As Steve had stated, a navigator should know the names, the position of the stars in terms of direction and which star for an islands (unit 2 Arrival). Navigational chants help navigators to memories directions when they are confused or meet storms that move them from their position of the destination. Weather condition and the sky itself also give suitable time to travel as well as when to travel within a year. As a navigator, it is important to know the bearing by using land reference as a guide line to and from where the destination is heading until the island disappears from the horizon.

However, when unfavorable weather approaches, sailors have to put down sail, roll it up, adjust mast to be straight, secure up ropes, and balance the canoe to keep it afloat on the water (unit 2 Arrival). Additionally, when a storm approaches a navigator should know where the wind is heading or come from, and observe the current of waves in order to locate the right direction. According to Andrade, a navigator is like an eye of the canoe, by keeping the vessel on the course, using the appearance of the heavenly bodies such as the moon, planet and the sun through oral knowledge.

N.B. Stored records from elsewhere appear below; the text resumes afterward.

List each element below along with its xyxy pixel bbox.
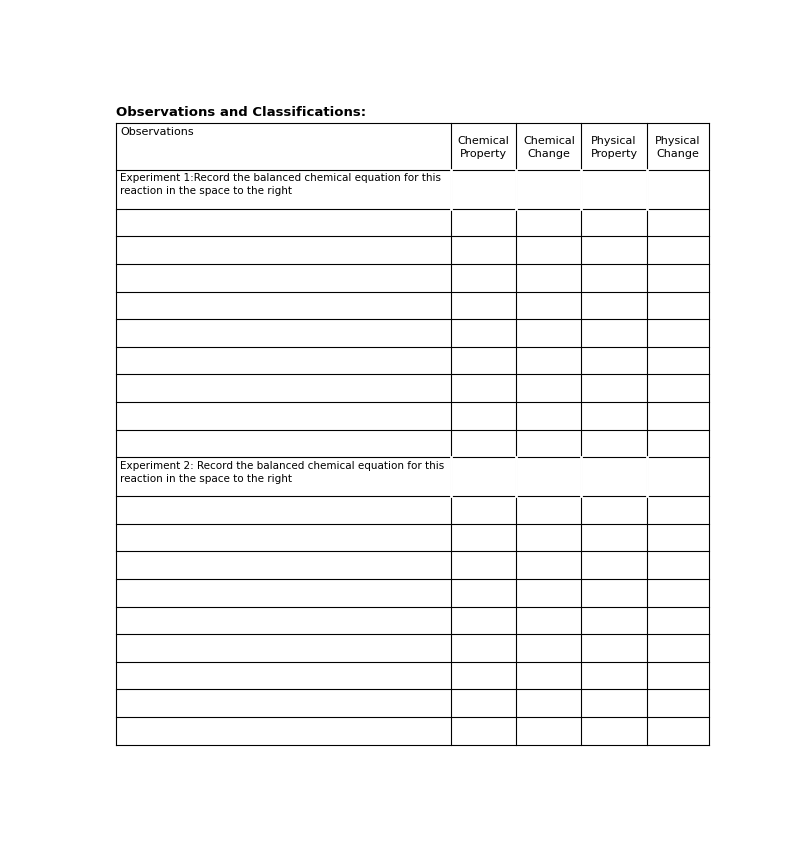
Text: Experiment 2: Record the balanced chemical equation for this
reaction in the spa: Experiment 2: Record the balanced chemic…: [120, 460, 444, 484]
Text: Observations and Classifications:: Observations and Classifications:: [116, 106, 366, 119]
Text: Physical
Change: Physical Change: [655, 136, 700, 159]
Text: Observations: Observations: [120, 127, 193, 137]
Text: Chemical
Change: Chemical Change: [523, 136, 575, 159]
Text: Chemical
Property: Chemical Property: [458, 136, 510, 159]
Text: Experiment 1:Record the balanced chemical equation for this
reaction in the spac: Experiment 1:Record the balanced chemica…: [120, 173, 441, 196]
Text: Physical
Property: Physical Property: [591, 136, 638, 159]
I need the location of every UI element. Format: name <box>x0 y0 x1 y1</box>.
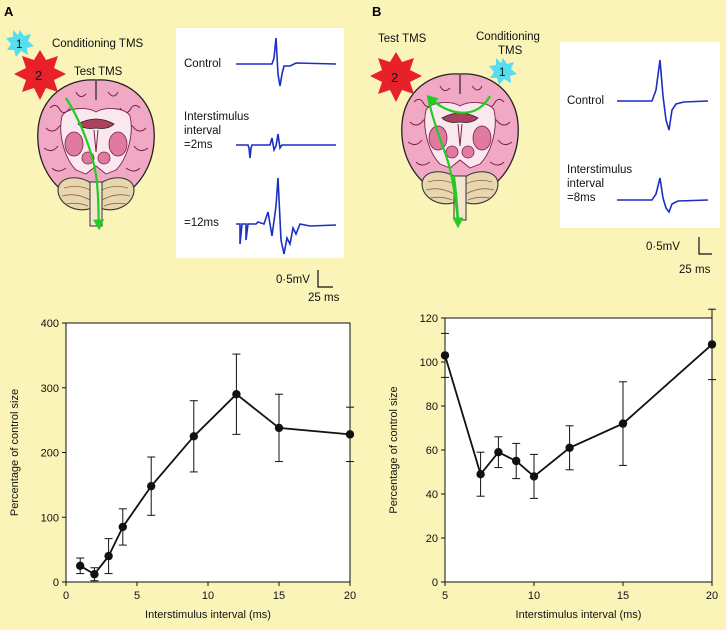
trace-box-a <box>176 28 344 258</box>
scale-ms-b: 25 ms <box>679 264 711 276</box>
conditioning-burst-number-b: 1 <box>499 67 505 79</box>
trace-label-isi-line1-a: Interstimulus <box>184 111 249 123</box>
chart-a-data-point <box>232 390 241 399</box>
chart-a-y-tick-label: 0 <box>53 577 59 589</box>
chart-b-data-point <box>494 448 503 457</box>
test-burst-number-b: 2 <box>391 70 398 85</box>
pathway-transcallosal-b <box>426 95 491 114</box>
chart-b-data-point <box>529 472 539 481</box>
scale-mv-b: 0·5mV <box>646 241 680 253</box>
chart-a-data-point <box>104 551 113 561</box>
chart-a-y-tick-label: 200 <box>41 448 59 460</box>
chart-b-x-axis-title: Interstimulus interval (ms) <box>516 609 642 621</box>
chart-b-x-tick-label: 10 <box>528 590 540 602</box>
chart-b-y-tick-label: 80 <box>426 401 438 413</box>
test-burst-icon-b <box>370 52 422 102</box>
chart-b-data-point <box>440 351 450 360</box>
chart-a-x-tick-label: 5 <box>134 590 140 602</box>
chart-b-x-tick-label: 5 <box>442 590 448 602</box>
scale-bar-b <box>698 237 712 255</box>
chart-b-y-tick-label: 60 <box>426 445 438 457</box>
test-tms-label-a: Test TMS <box>74 66 123 78</box>
trace-label-control-a: Control <box>184 58 221 70</box>
panel-a-letter: A <box>4 4 14 19</box>
conditioning-burst-icon-b <box>489 58 517 85</box>
chart-b-x-tick-label: 15 <box>617 590 629 602</box>
trace-box-b <box>560 42 720 228</box>
chart-b-data-point <box>565 443 574 452</box>
chart-b-data-point <box>512 456 521 466</box>
trace-label-isi-line3-a: =2ms <box>184 139 213 151</box>
chart-a-x-tick-label: 10 <box>202 590 214 602</box>
trace-label-control-b: Control <box>567 95 604 107</box>
trace-label-isi-line3-b: =8ms <box>567 192 596 204</box>
pathway-arrow-a <box>65 97 105 231</box>
chart-b-y-tick-label: 40 <box>426 489 438 501</box>
trace-isi12-a <box>236 177 337 255</box>
chart-b-y-tick-label: 20 <box>426 533 438 545</box>
chart-a-data-point <box>147 481 156 491</box>
trace-isi2-a <box>236 133 336 159</box>
trace-label-isi-line1-b: Interstimulus <box>567 164 632 176</box>
conditioning-burst-icon-a <box>6 30 34 57</box>
chart-a-data-point <box>90 570 99 579</box>
chart-b-y-tick-label: 100 <box>420 357 438 369</box>
chart-a-x-axis-title: Interstimulus interval (ms) <box>145 609 271 621</box>
trace-label-isi-line2-a: interval <box>184 125 221 137</box>
chart-b-data-point <box>476 470 485 479</box>
chart-a-y-axis-title: Percentage of control size <box>9 389 21 516</box>
chart-a-y-tick-label: 400 <box>41 318 59 330</box>
conditioning-burst-number-a: 1 <box>16 39 22 51</box>
chart-b-y-tick-label: 120 <box>420 313 438 325</box>
chart-a-x-tick-label: 15 <box>273 590 285 602</box>
chart-a-data-point <box>345 430 355 439</box>
test-tms-label-b: Test TMS <box>378 33 427 45</box>
pathway-descending-b <box>452 175 464 229</box>
chart-a-x-tick-label: 20 <box>344 590 356 602</box>
chart-b-plot-area <box>444 317 713 583</box>
test-burst-icon-a <box>14 50 66 100</box>
panel-b-letter: B <box>372 4 381 19</box>
trace-isi8-b <box>617 177 709 214</box>
chart-a-x-tick-label: 0 <box>63 590 69 602</box>
chart-a-data-point <box>118 522 128 532</box>
test-burst-number-a: 2 <box>35 68 42 83</box>
trace-label-isi12-a: =12ms <box>184 217 219 229</box>
scale-ms-a: 25 ms <box>308 292 340 304</box>
chart-a-data-point <box>274 423 284 433</box>
brain-coronal-illustration-b <box>401 73 519 221</box>
chart-b-data-point <box>707 340 717 349</box>
scale-mv-a: 0·5mV <box>276 274 310 286</box>
chart-a-data-point <box>76 561 85 571</box>
chart-b: 5 10 15 20 0 20 40 60 80 100 120 Interstimulus inte… <box>388 308 718 621</box>
chart-b-y-axis-title: Percentage of control size <box>388 386 400 513</box>
trace-control-a <box>236 37 337 87</box>
chart-b-y-tick-label: 0 <box>432 577 438 589</box>
chart-a-y-tick-label: 300 <box>41 383 59 395</box>
chart-b-x-tick-label: 20 <box>706 590 718 602</box>
conditioning-tms-label-line2-b: TMS <box>498 45 523 57</box>
chart-a-data-point <box>189 432 198 441</box>
conditioning-tms-label-a: Conditioning TMS <box>52 38 144 50</box>
chart-b-series-line <box>444 343 713 478</box>
trace-label-isi-line2-b: interval <box>567 178 604 190</box>
chart-b-data-point <box>618 419 628 428</box>
brain-coronal-illustration-a <box>37 79 155 227</box>
conditioning-tms-label-line1-b: Conditioning <box>476 31 540 43</box>
chart-a-y-tick-label: 100 <box>41 512 59 524</box>
scale-bar-a <box>317 270 333 288</box>
trace-control-b <box>617 59 709 131</box>
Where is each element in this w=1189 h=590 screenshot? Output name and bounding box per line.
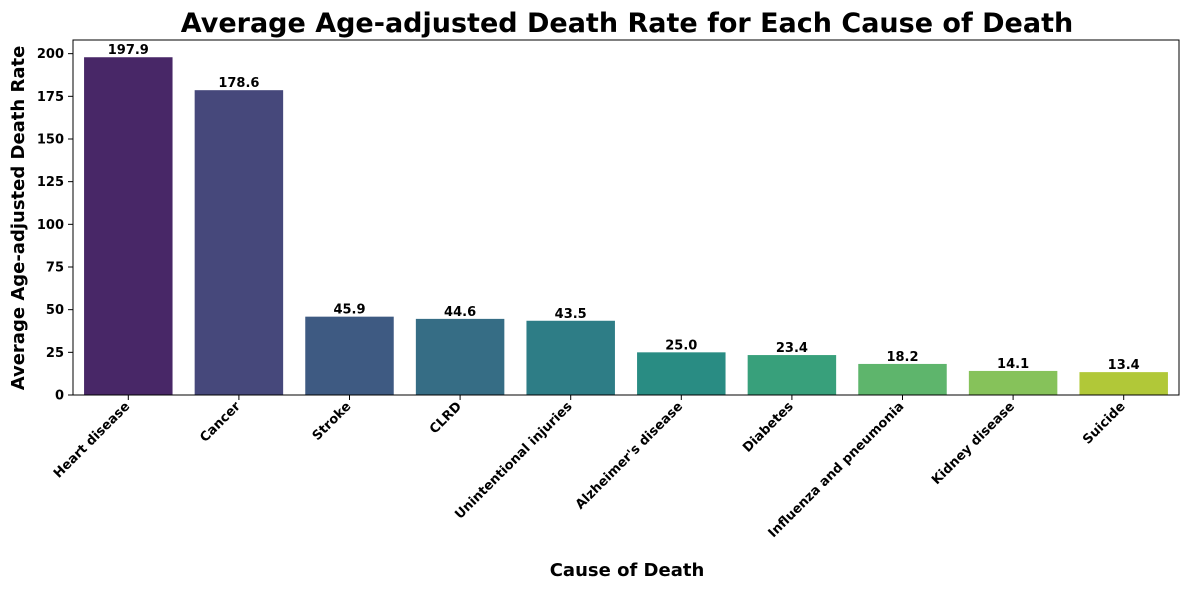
y-tick-label: 150 [37,132,64,147]
bar-value-label: 44.6 [444,305,476,320]
x-tick-label: Unintentional injuries [452,399,575,522]
bar [858,363,947,395]
bar-value-label: 45.9 [333,303,365,318]
x-axis-label: Cause of Death [550,560,705,581]
bar [526,320,615,395]
x-tick-label: Cancer [197,399,244,446]
bar-value-label: 18.2 [886,350,918,365]
bar [194,90,284,395]
y-tick-label: 25 [46,346,64,361]
bar [305,316,394,395]
bar-value-label: 25.0 [665,338,697,353]
bar [637,352,726,395]
x-tick-label: Suicide [1080,399,1128,447]
plot-frame [72,39,1180,396]
y-axis: 0 25 50 75 100 125 150 175 200 [37,47,73,404]
bars-group: 197.9 178.6 45.9 44.6 43.5 25.0 23.4 18.2 14.1 13… [84,43,1168,396]
bar [747,355,837,395]
y-tick-label: 50 [46,303,64,318]
y-tick-label: 100 [37,218,64,233]
bar [1079,372,1168,395]
x-tick-label: Heart disease [51,399,133,481]
x-axis: Heart disease Cancer Stroke CLRDUnintention… [51,395,1129,541]
y-tick-label: 175 [37,90,64,105]
bar-value-label: 23.4 [776,341,808,356]
x-tick-label: CLRD [427,399,465,437]
bar-value-label: 43.5 [555,307,587,322]
y-tick-label: 75 [46,260,64,275]
x-tick-label: Stroke [310,399,355,444]
bar [968,370,1058,395]
bar-value-label: 14.1 [997,357,1029,372]
bar [415,318,505,395]
x-tick-label: Influenza and pneumonia [766,399,908,541]
bar-value-label: 197.9 [108,43,149,58]
x-tick-label: Diabetes [740,399,797,456]
bar-value-label: 178.6 [218,76,259,91]
bar-value-label: 13.4 [1108,358,1140,373]
y-tick-label: 125 [37,175,64,190]
bar [84,57,173,396]
chart-title: Average Age-adjusted Death Rate for Each… [181,8,1073,39]
x-tick-label: Alzheimer's disease [573,399,686,512]
x-tick-label: Kidney disease [929,399,1018,488]
y-tick-label: 0 [55,389,64,404]
y-axis-label: Average Age-adjusted Death Rate [8,46,29,391]
y-tick-label: 200 [37,47,64,62]
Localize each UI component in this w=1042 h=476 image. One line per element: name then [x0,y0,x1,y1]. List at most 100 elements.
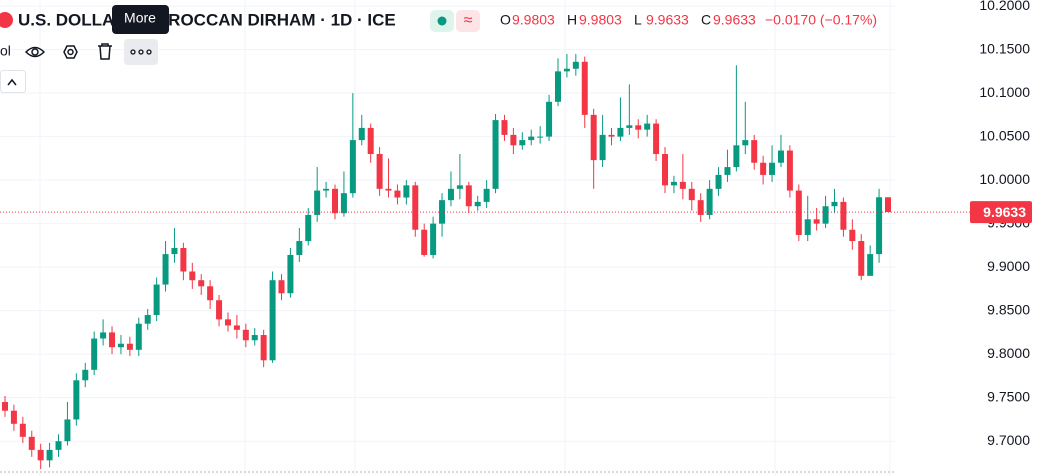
price-axis: 10.200010.150010.100010.050010.00009.950… [970,0,1032,448]
candle [831,188,838,214]
candle-body [474,201,481,207]
logo [0,12,13,28]
candle-body [91,338,98,370]
candle [224,312,231,332]
candle-body [795,190,802,235]
settings-icon[interactable] [63,45,78,59]
candle-body [546,101,553,137]
candle-body [340,193,347,214]
ohlc-legend: O 9.9803 H 9.9803 L 9.9633 C 9.9633 −0.0170 (−0.… [500,12,877,28]
candle-body [126,343,133,350]
candle [662,147,669,194]
candle [439,193,446,237]
candle [786,145,793,198]
candle [171,227,178,263]
candle-body [314,190,321,215]
candle-body [412,185,419,230]
candle [412,181,419,237]
candle-body [73,380,80,420]
candle-body [242,329,249,341]
candle-body [349,140,356,194]
candle [269,271,276,363]
candle [876,188,883,263]
delay-icon: ≈ [464,12,473,29]
candle-body [171,248,178,255]
status-dot [437,16,447,26]
delete-icon[interactable] [98,43,112,60]
candle-body [724,167,731,175]
candle [447,171,454,207]
candle [563,53,570,78]
candle [73,373,80,426]
candle [644,114,651,137]
candle-body [189,271,196,281]
candle [64,402,71,446]
candle-body [840,201,847,230]
candle [465,181,472,214]
candle-body [786,150,793,191]
candle-body [876,197,883,255]
candle [867,245,874,276]
candle [233,315,240,339]
y-tick-label: 10.2000 [979,0,1030,13]
candle-body [769,162,776,175]
collapse-icon [7,78,17,86]
y-tick-label: 10.0500 [979,127,1030,143]
candle [403,180,410,205]
candle [358,114,365,146]
candle-body [653,123,660,155]
candle-body [198,280,205,287]
candle-body [492,120,499,189]
candle [82,362,89,388]
candle-body [563,68,570,72]
candle-body [706,188,713,215]
more-button[interactable] [124,39,158,65]
candle-body [733,145,740,168]
candle [340,171,347,217]
candle [456,154,463,200]
candle-body [760,162,767,175]
candle [287,248,294,298]
candle [510,127,517,155]
candle [55,434,62,457]
tooltip-box [112,5,169,34]
candle-body [447,188,454,201]
candle [251,328,258,346]
candle-body [46,449,53,461]
candle-body [430,223,437,255]
y-tick-label: 9.8000 [987,345,1030,361]
candle-body [287,254,294,294]
candle-body [367,127,374,155]
candle [332,184,339,220]
candle [216,294,223,327]
candle [260,329,267,368]
candle [483,180,490,208]
eye-icon[interactable] [24,46,46,58]
candle-body [135,323,142,350]
candle-body [305,214,312,242]
candle-body [599,134,606,161]
last-price-label: 9.9633 [983,204,1026,220]
candle-body [662,154,669,186]
candle-body [10,410,17,424]
candle [430,216,437,259]
candle-body [867,254,874,276]
candle [742,101,749,155]
candle-body [751,140,758,163]
grid [0,0,895,476]
candle-body [37,449,44,461]
candle-body [679,181,686,189]
candle [153,277,160,322]
candle-body [858,241,865,276]
candle [37,443,44,470]
candle-body [323,188,330,191]
candle [492,113,499,194]
candle-body [82,369,89,381]
y-tick-label: 10.0000 [979,171,1030,187]
change-value: −0.0170 (−0.17%) [765,12,877,28]
ohlc-value: 9.9633 [646,12,689,28]
candle-body [670,181,677,186]
candle [323,181,330,198]
candle [2,395,8,417]
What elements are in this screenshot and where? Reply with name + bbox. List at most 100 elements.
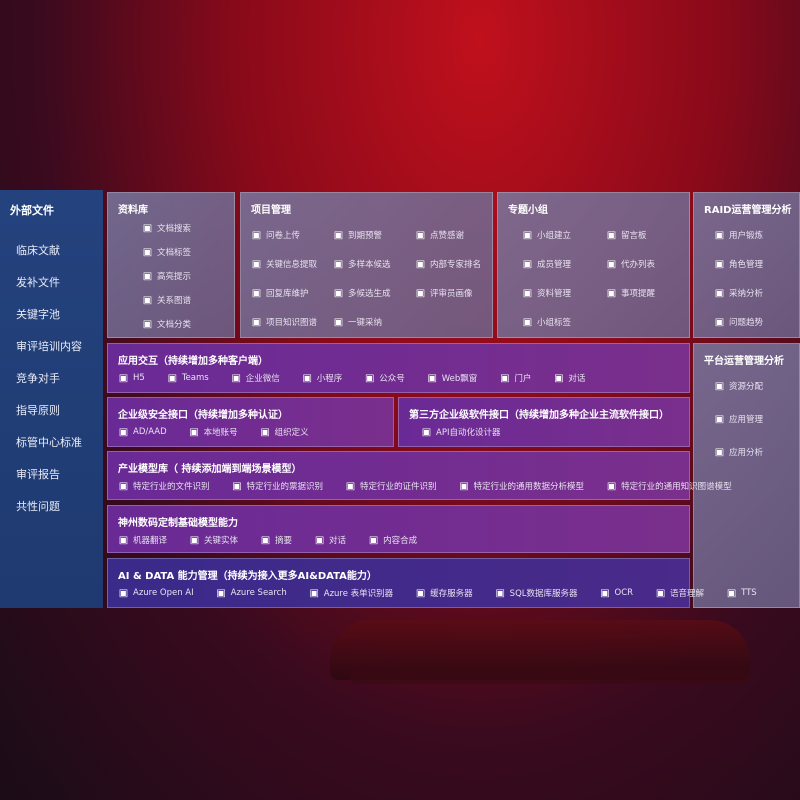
list-item: ▣ 项目知识图谱	[251, 316, 318, 329]
item-label: 资源分配	[729, 382, 764, 392]
feature-icon: ▣	[142, 294, 153, 306]
list-item: ▣ AD/AAD	[118, 427, 167, 438]
list-item: ▣ SQL数据库服务器	[495, 587, 577, 600]
item-label: 小程序	[316, 374, 343, 384]
list-item: ▣ 组织定义	[260, 426, 308, 439]
list-item: ▣ 本地账号	[189, 426, 237, 439]
feature-icon: ▣	[714, 380, 725, 392]
item-label: Azure 表单识别器	[323, 589, 394, 599]
item-label: 文档标签	[157, 248, 192, 258]
list-item: ▣ 特定行业的通用知识图谱模型	[606, 480, 732, 493]
sidebar-item[interactable]: 竞争对手	[16, 372, 60, 385]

Assessing the two sailing techniques, the modern way and the ancient way of navigation, the ancient navigational technology is more preferred than the modern technology. This is because; ancient way of navigation doesn’t need technical people or qualification to travel the open ocean as compared to modern way. For instance, early islanders equip with chants, oral knowledge and navigational skills to search far distance Islands in the Pacific Ocean with food, water, animal and other important plants.

Most importantly, preserving and learning the techniques of ancient navigational techniques is the matter of concern, in order for the Islanders to pass this knowledge from one generation to another. Additionally, ancient navigation helps native Islanders to know natural things around them through observing, the color of sky, the movement of waves and the wind and the position of the stars. To conclude, there are debated theories of how the Islanders had settled in the Pacific over the past years.

Through archeological evidence and DNA tests, it has known that the early Pacific islanders had settled in the Pacific through two wave of migration. Steve from Ulithi had shared important techniques of navigation through understanding the nature such as the stars, the sky and the waves in order to navigate the open ocean. Thus, many Pacific Islands relied on oral knowledge and beliefs in terms of chants, history and myths, which are equally valid as written knowledge. As a result, the ancient navigation techniques are more favored than the modern navigation technique.